Comecemos por algumas premissas consensuais. Primeira: a Ucrânia é um país soberano. Segunda: o território ucraniano foi invadido por forças russas. Terceira: 141 países aprovaram a resolução da ONU que condena essa invasão; entre esses estiveram todos os países da Europa, exceto Belarus e a própria Rússia, e os da América, exceto Bolívia, Cuba, El Salvador e Nicarágua (a Venezuela não participou da votação).
Arrisquemos agora uma observação: muitas vozes relevantes dos países europeus e americanos têm condenado a invasão russa. Vozes relevantes: mídia, empresas, governos. Muitas vozes. Quantas? Eis a questão: aqui é preciso certo feeling, aqui não nos resta mais que impressões. Nosso quadro, com sorte, será tão nítido quanto um Monet.
A Economist e o Le Monde, a Fox e o NYT, a Globo e a Record; o Google e a Amazon, o Morgan e o HSBC, a Apple e o MacDonald’s; Johnson e Macron, Biden e Trump, Lula e… Bolsonaro, reconheça-se, é uma voz dúbia nesse contexto. Todos os outros citados assumiram uma posição clara. A lista é exemplificativa e inesgotável. As vozes relevantes a condenarem a invasão russa são muitas, de fato. Não lembro de um outro veredito anunciado por tantas vozes. Nem em Ésquilo ouvi um coro tão coeso do ocidente.

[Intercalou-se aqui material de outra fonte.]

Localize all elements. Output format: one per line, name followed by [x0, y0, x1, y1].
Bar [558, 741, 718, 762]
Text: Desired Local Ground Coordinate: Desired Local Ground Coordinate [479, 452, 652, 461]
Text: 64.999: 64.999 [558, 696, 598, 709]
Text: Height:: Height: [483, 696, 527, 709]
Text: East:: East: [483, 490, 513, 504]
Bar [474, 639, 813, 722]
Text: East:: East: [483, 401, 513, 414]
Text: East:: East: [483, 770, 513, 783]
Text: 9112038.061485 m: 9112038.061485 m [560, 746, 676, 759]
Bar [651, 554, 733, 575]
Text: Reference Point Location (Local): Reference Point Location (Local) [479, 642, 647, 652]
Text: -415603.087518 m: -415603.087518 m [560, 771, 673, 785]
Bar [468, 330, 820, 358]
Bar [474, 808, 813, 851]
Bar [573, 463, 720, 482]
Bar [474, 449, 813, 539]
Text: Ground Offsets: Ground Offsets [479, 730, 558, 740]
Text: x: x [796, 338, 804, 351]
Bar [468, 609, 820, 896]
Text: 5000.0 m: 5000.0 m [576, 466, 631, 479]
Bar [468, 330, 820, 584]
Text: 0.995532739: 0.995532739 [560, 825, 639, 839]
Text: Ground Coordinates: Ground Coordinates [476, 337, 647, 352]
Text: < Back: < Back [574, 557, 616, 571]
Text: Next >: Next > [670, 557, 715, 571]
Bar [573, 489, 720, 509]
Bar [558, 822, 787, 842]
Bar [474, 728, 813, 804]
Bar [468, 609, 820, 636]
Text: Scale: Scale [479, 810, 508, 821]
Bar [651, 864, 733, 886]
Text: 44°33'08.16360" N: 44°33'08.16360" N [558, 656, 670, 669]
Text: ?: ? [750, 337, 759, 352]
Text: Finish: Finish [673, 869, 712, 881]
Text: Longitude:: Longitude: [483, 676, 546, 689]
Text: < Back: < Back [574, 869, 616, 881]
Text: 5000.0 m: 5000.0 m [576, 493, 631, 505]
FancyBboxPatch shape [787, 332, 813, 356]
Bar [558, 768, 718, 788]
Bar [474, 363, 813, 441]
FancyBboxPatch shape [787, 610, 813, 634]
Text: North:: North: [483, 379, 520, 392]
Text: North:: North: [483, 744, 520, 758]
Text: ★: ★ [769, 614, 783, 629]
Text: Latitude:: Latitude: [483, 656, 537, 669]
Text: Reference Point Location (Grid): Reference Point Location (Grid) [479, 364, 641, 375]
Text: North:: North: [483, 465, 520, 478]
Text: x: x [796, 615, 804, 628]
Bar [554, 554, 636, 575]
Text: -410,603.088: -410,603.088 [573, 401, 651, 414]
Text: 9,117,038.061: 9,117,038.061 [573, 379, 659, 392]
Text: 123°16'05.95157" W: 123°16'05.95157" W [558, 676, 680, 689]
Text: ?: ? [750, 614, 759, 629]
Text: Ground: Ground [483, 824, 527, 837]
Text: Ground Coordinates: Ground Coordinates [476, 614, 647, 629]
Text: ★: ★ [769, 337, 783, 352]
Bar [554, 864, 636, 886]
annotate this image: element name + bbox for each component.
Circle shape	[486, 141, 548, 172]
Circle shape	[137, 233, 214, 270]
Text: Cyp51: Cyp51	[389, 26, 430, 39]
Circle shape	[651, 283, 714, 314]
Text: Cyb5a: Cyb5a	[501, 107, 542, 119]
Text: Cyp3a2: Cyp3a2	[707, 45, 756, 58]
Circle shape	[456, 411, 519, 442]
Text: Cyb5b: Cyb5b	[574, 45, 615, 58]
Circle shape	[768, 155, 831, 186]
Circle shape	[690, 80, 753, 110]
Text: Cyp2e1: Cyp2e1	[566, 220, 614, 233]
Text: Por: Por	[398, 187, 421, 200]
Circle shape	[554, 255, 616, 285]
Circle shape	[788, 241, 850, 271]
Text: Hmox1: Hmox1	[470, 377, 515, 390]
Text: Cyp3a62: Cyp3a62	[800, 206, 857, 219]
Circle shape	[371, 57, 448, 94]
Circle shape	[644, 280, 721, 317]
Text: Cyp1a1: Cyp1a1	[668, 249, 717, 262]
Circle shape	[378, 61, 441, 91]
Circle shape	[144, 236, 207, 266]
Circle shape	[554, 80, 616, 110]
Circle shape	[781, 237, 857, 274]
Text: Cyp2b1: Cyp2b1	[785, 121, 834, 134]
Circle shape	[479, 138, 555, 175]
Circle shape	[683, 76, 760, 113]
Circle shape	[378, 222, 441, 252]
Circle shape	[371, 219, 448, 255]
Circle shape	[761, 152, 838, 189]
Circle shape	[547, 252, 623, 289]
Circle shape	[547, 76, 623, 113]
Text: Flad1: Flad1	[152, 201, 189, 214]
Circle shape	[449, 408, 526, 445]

Sim: o ocidente. Não direi, como Max Weber, que esse é o berço do racionalismo que concebeu o progresso científico, as bases econômicas e a conformação política do mundo atual. Menos ainda, como Ernesto Araújo (risos), que os ocidentais somos os filhos do herói daquele mesmo Ésquilo. Direi apenas que estamos, eu e meu improvável leitor, provavelmente imersos num ambiente cultural que se propaga desde os EUA e a Europa (aliás, ocidental). É deste ambiente que trato aqui: de suas vozes, de seu ruído. Daí tiro minhas impressões.
Sei que parece haver uma ruptura em meu método. No texto anterior eu havia invocado o julgamento da razão. Comecei este aqui com premissas baseadas no consenso. Então de repente me perco em impressões? E assim, tão distante da certeza racional, assumo como premissa a “coesão do ocidente”? Sim, por três motivos. Primeiro: eu posso compartilhá-la e assim submetê-la à prova. Segundo: eu posso assumi-la como mera hipótese – e de fato é assim que a assumo. Finalmente: reconheço o valor estético das impressões – e por que eu não me valeria desse “ativo”? Quanto um Monet não nos ensina sobre a paisagem?
A Rússia tem o maior arsenal nuclear do mundo: eis aqui outra premissa consensual. Talvez isso explique a coesão do ocidente. O medo é sempre um fator decisivo. Muitos têm denunciado – inclusive no próprio ocidente – a hipocrisia ocidental: diante de tantas nações invadidas e tantos povos oprimidos – por que só a invasão da Ucrânia causa tanta comoção? Racismo? Seletividade? Soberba? Talvez. Talvez, mais que tudo, medo.
Medo não apenas de reviver o horror da guerra. Há também, mais intenso, o medo de perdê-la. Pois se o ocidente é tão coeso ao condenar a Rússia, então assume um lado no conflito; e se é assim, do outro lado está o oriente. De repente Putin descortinou um futuro com que não contávamos: ali há os grandes impérios “bárbaros”, a grande Rússia e a grande Índia e a grande China, a grande vitória oriental.
Essa seria, eis outra hipótese, a grande derrota. Não só do ocidente: da humanidade. Seria a perda do legado ocidental: aquilo que Max Weber disse serem os frutos do racionalismo, aquilo que o herói de Ésquilo defendia na aurora dos gregos. Talvez a coesão do ocidente diante da Rússia deva-se à nossa soberba ao julgar o valor desse legado. Mas talvez não se trate de soberba: talvez esse legado seja a própria razão.
Putin descortinou um futuro que nos apavora. Não porque nos mostre as ruínas do império ocidental. Mas porque, além das ruínas, só vemos trevas.